You can also provide a default value in a template or even move the field to a community specific metadata schema, helping scientists to insert links more easily. Please get in touch in case of questions.

Mandatory Storage URL¶

By default and design, the data storage URL is optional in the core metadata schema of Forschungszentrum Jülich.

If you as a decentralized data manager (DDM) plan on using data linking for datasets in particular dataverses, you may configure the field as mandatory. To make datasets FAIR, we encourage you to have at least some usable references to data in any data publication.

To enable the field as mandatory, edit the dataverses “General Information” and change the metadata configuration.

Hint

Sub-Dataverses may override the setting both ways!

Linking vs Integrating¶

“Uniform Resource Locators” (URLs), more commonly known as “website address” or “link”, are prone to break and rott. Websites are moved, legacy systems tend to silently go away. The links to external storage have to be maintained for continued data quality and reuse.

Instead of using links, a deeper integration between data storages in institutes and Jülich DATA is achievable using multi location storage, enabled per dataverse.
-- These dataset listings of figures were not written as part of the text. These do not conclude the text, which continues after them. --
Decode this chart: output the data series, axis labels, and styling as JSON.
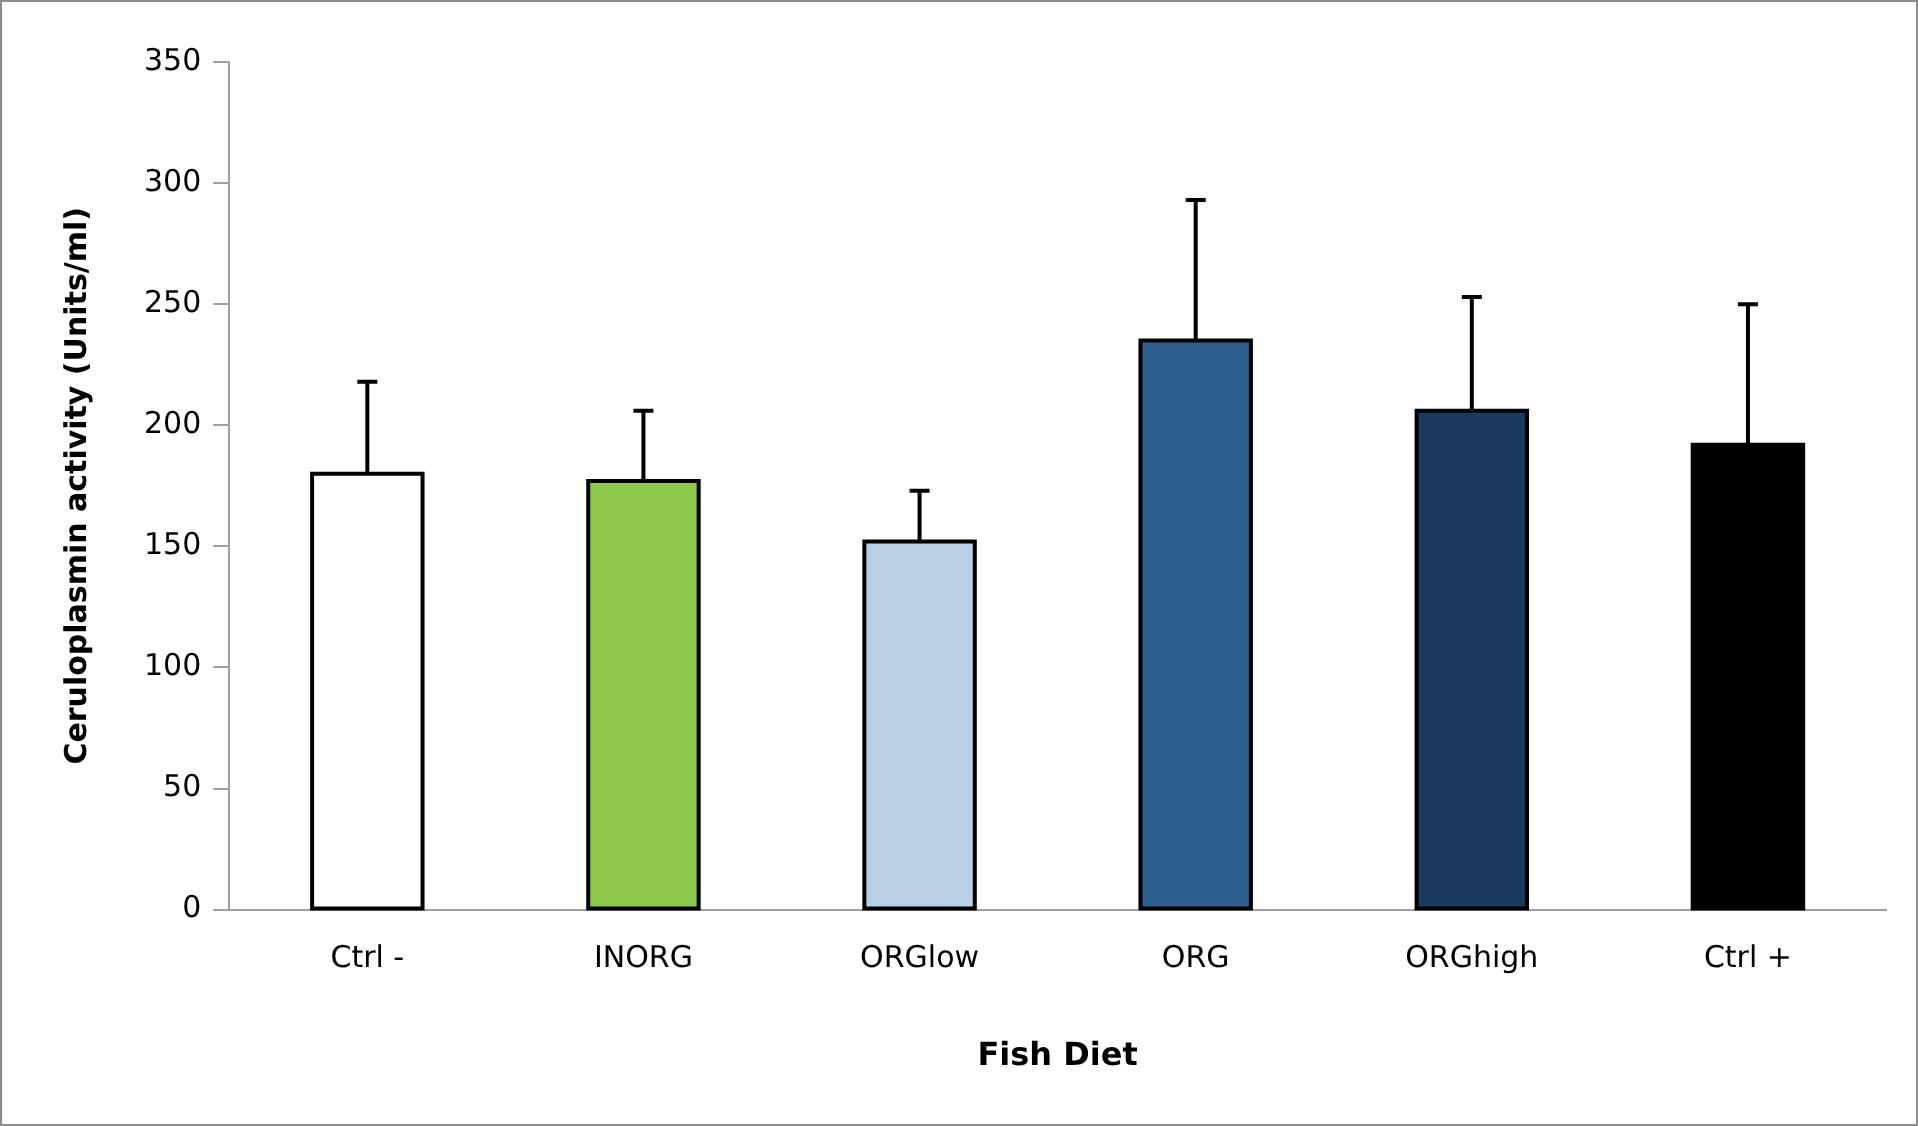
{
  "chart_data": {
    "type": "bar",
    "xlabel": "Fish Diet",
    "ylabel": "Ceruloplasmin activity (Units/ml)",
    "categories": [
      "Ctrl -",
      "INORG",
      "ORGlow",
      "ORG",
      "ORGhigh",
      "Ctrl +"
    ],
    "values": [
      180,
      177,
      152,
      235,
      206,
      192
    ],
    "colors": [
      "#ffffff",
      "#8dc84b",
      "#b8cfe4",
      "#2e5f8f",
      "#1b3b5e",
      "#000000"
    ],
    "errors": [
      [
        180,
        218
      ],
      [
        177,
        206
      ],
      [
        152,
        173
      ],
      [
        235,
        293
      ],
      [
        206,
        253
      ],
      [
        192,
        250
      ]
    ],
    "ylim": [
      0,
      350
    ],
    "yticks": [
      0,
      50,
      100,
      150,
      200,
      250,
      300,
      350
    ],
    "grid": false,
    "legend": false
  }
}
It will look like data is local to the repository, while it still resides in an institutional storage system. As of mid 2020, this is possible by using object storage.
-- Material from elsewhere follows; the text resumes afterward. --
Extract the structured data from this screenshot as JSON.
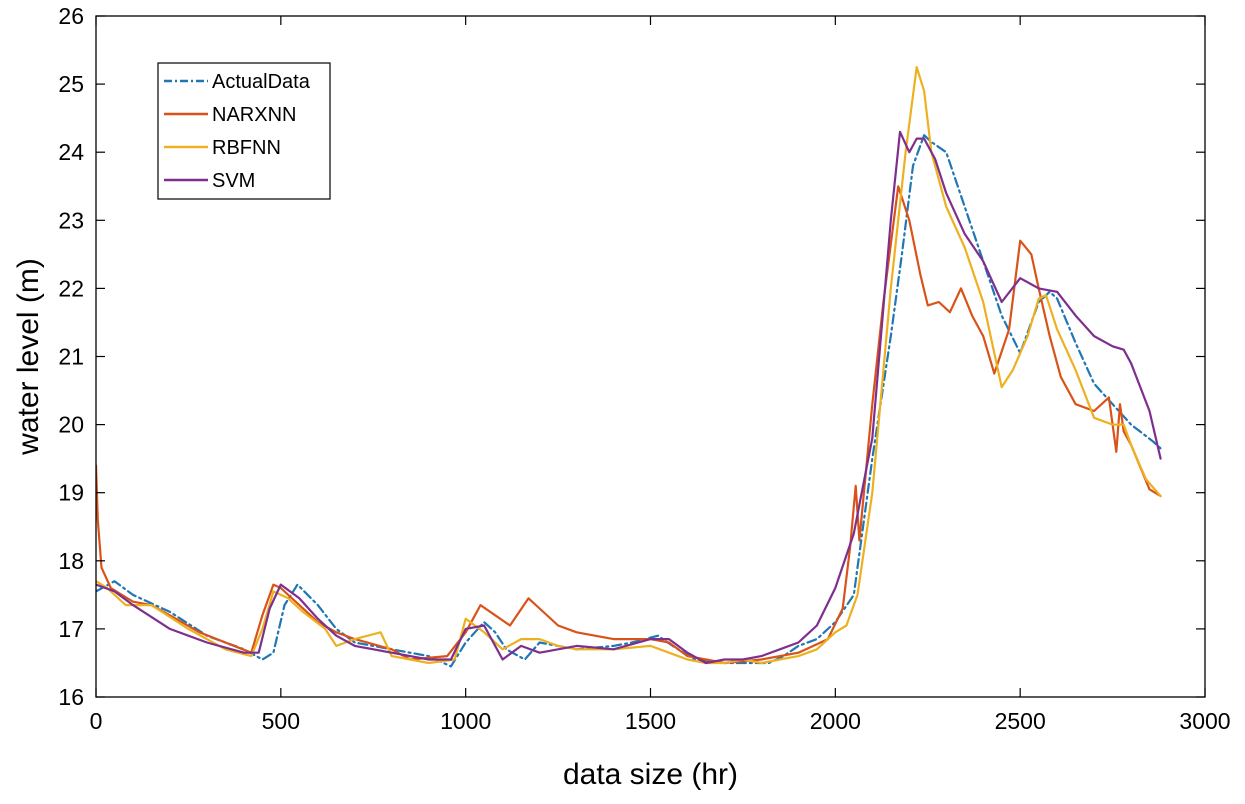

Another option for a tighter integration between remote storage and Jülich DATA is by using a Trusted Remote Storage Agent. This is not production ready, but the community would love more use cases. For the recent status of TRSA, in June 2020, see this presentation: https://youtu.be/LHyiA3JeiwE?t=1485

Please reach out for more information and details.

Relaxing Link Practices¶

As outlined above, it will relax a curator’s mind if storage location URLs are as persistent as possible. Storing data in places writeable by anyone at any given time is prone to failure for long term accessibility of data.

Ideally all data from the scientific output should be write-once or at least should be switched into this mode, once it starts “cooling down” (less frequent access, research done, …).

Of course any storage that contains data which is part of a data publication, needs to fullfil the requirements of being kept for 10+ years (good scientific practice).

Depending on usage scenarios, it might be easier to create bundles of data files like using a ZIP/TAR/… archive and link to it. Please keep in mind that you should describe all data in detail, where standards like BagIt, ro-crate (Research Object Crate) are extremly helpful.

ro-crates don’t have to be compressed and may exist as a folder. Pointing the storage location URL to the ro-crate-metadata.jsonld file is a good idea and reduce vastly the amount of work to link to the data.

Standards like Oxford Common File Layout even allow the creation of repository-like data infrastructures.

For physical media, you should target building an asset management system and plan ahead with people’s worktime to maintain the vault.